Cet après-midi je suis allée faire quelques courses à la Biocoop qui est près de chez moi. C’est la deuxième fois que j’y vais depuis mon retour, il me manquait encore des choses, mais je n’avais pas pu tout porter la première fois.
Cette fois, il y avait sur ma liste de course de l’huile d’olive. Il n’en reste plus une goutte à la maison. Dans le rayon, j’ai commencé à regarder les différentes bouteilles. Puis j’ai aperçu en bas du rayonnage un petit carton. Intriguée, je me suis baissée pour regarder entraînant avec moi mon bébé joyeusement installée dans son écharpe de portage. Il s’agissait d’un cubi d’huile d’olive de trois litres. Je n’avais jamais vu ça. Le système est exactement celui des fontaines à vin. Une poche contenant l’huile est placée dans un carton et un petit robinet permet de se servir en huile. J’ai tout de suite pensé que c’était un très bon système car l’huile est ainsi bien à l’abri de la lumière. Puis j’ai pensé que mon mari serait moins enthousiaste. J’ai commencé à imaginer quelles pourraient être ses critiques.
- Comment est-ce que je fais si je dois en mettre sur une salade de tomates? Et bien, on pourrait en mettre dans le petit distributeur que nous ont offert Sylvie et Guillaume. On en aurait toujours à table.

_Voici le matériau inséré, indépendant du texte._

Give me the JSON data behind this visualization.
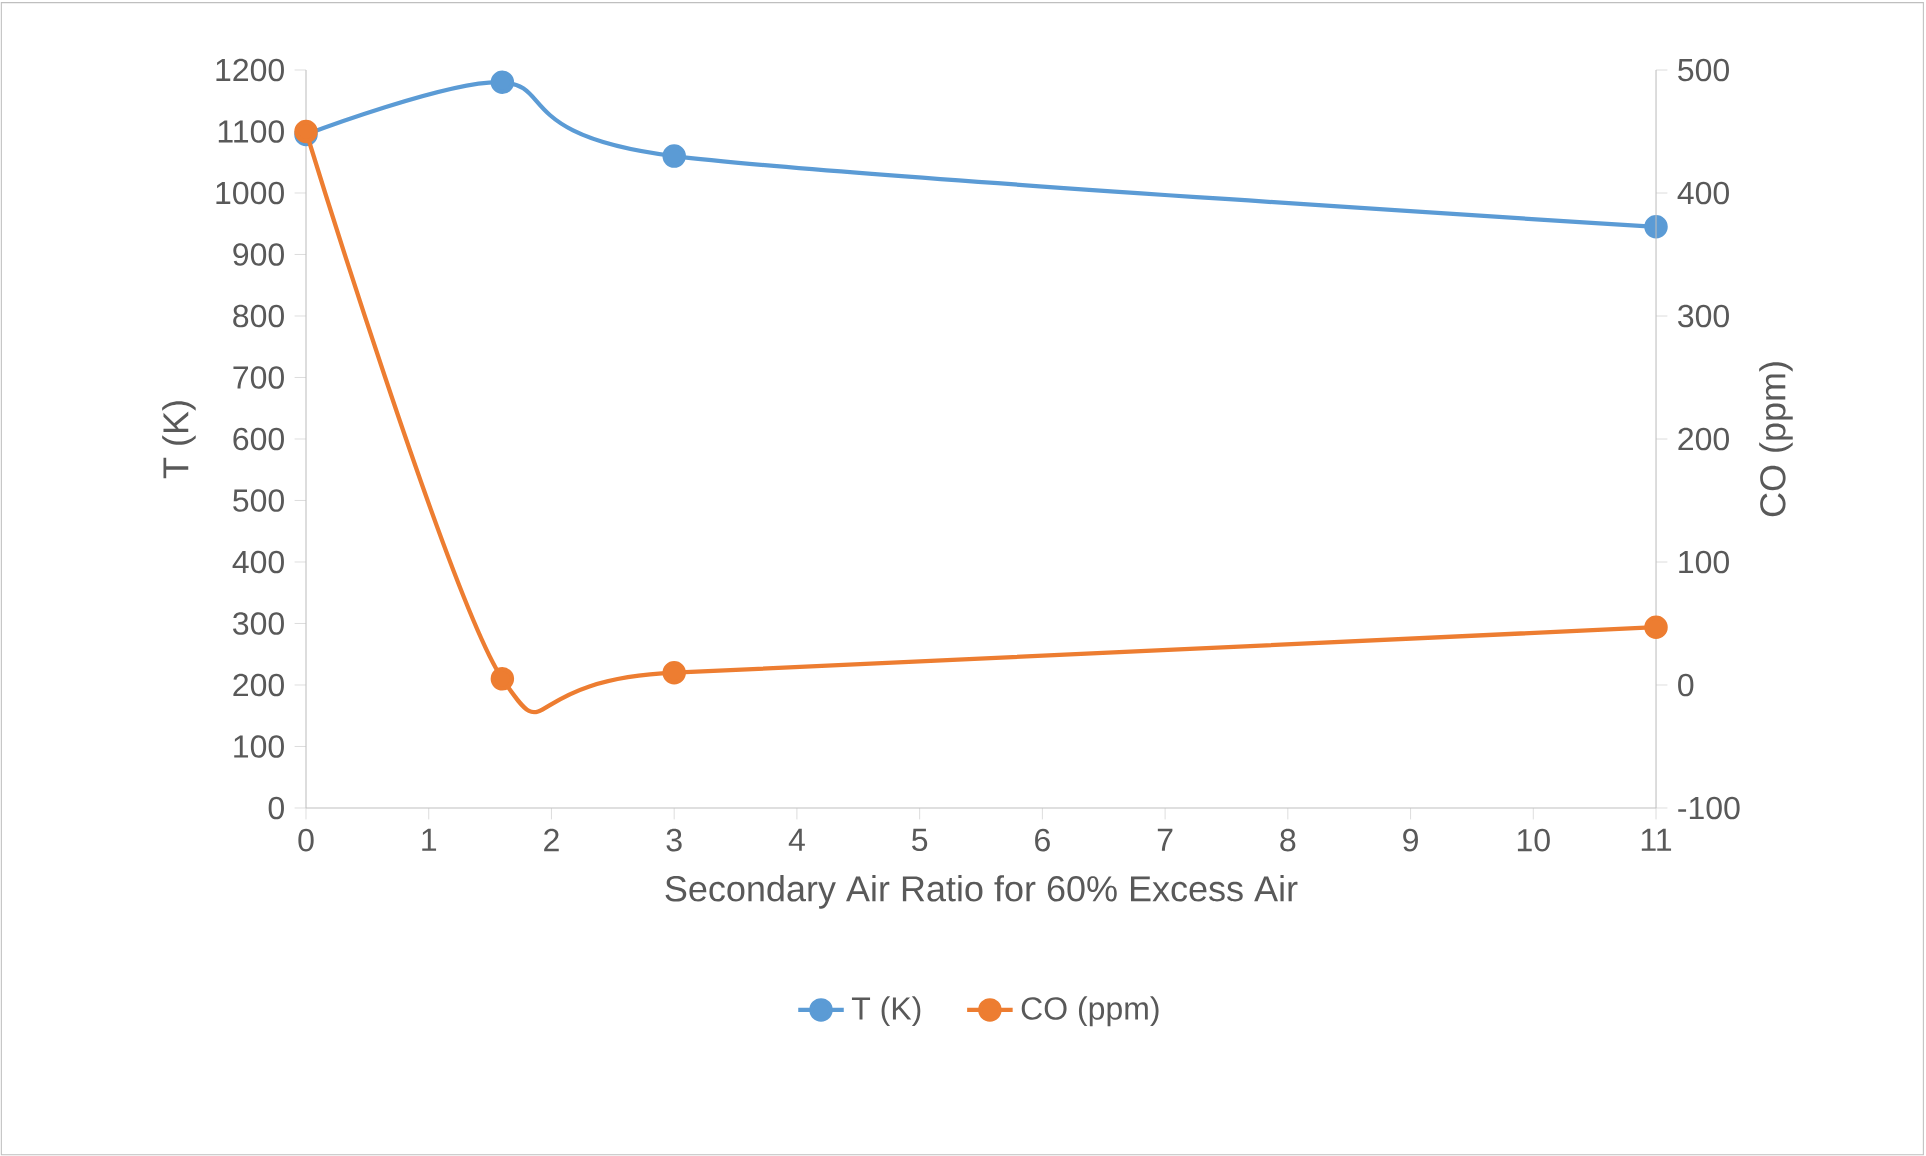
{
  "chart_data": {
    "type": "line",
    "xlabel": "Secondary Air Ratio for 60% Excess Air",
    "ylabel": "T (K)",
    "y2label": "CO (ppm)",
    "x": [
      0,
      1.6,
      3,
      11
    ],
    "series": [
      {
        "name": "T (K)",
        "color": "#5b9bd5",
        "values": [
          1095,
          1180,
          1060,
          945
        ]
      },
      {
        "name": "CO (ppm)",
        "color": "#ed7d31",
        "values": [
          450,
          5,
          10,
          47
        ],
        "axis": "y2"
      }
    ],
    "xlim": [
      0,
      11
    ],
    "xticks": [
      0,
      1,
      2,
      3,
      4,
      5,
      6,
      7,
      8,
      9,
      10,
      11
    ],
    "ylim": [
      0,
      1200
    ],
    "yticks": [
      0,
      100,
      200,
      300,
      400,
      500,
      600,
      700,
      800,
      900,
      1000,
      1100,
      1200
    ],
    "y2lim": [
      -100,
      500
    ],
    "y2ticks": [
      -100,
      0,
      100,
      200,
      300,
      400,
      500
    ],
    "grid": false,
    "legend": "bottom",
    "marker": "circle",
    "line_style": "solid"
  }
}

- ça prend de la place, où va-t-on mettre ce carton? Il est tout petit on pourrait le poser sur le plan de travail. Et pense qu’on aurait justement une bouteille de moins dans le placard!
- Mouais.
Allez, je le prends quand même et puis le prix au litre est plus intéressant que celui d’une bouteille d’un litre.
Ce soir, lorsque mon mari est rentré du travail il a découvert mon achat.
- Ah, c’est super pratique ce truc! je trouve ça génial.
On se pose parfois trop de question, non?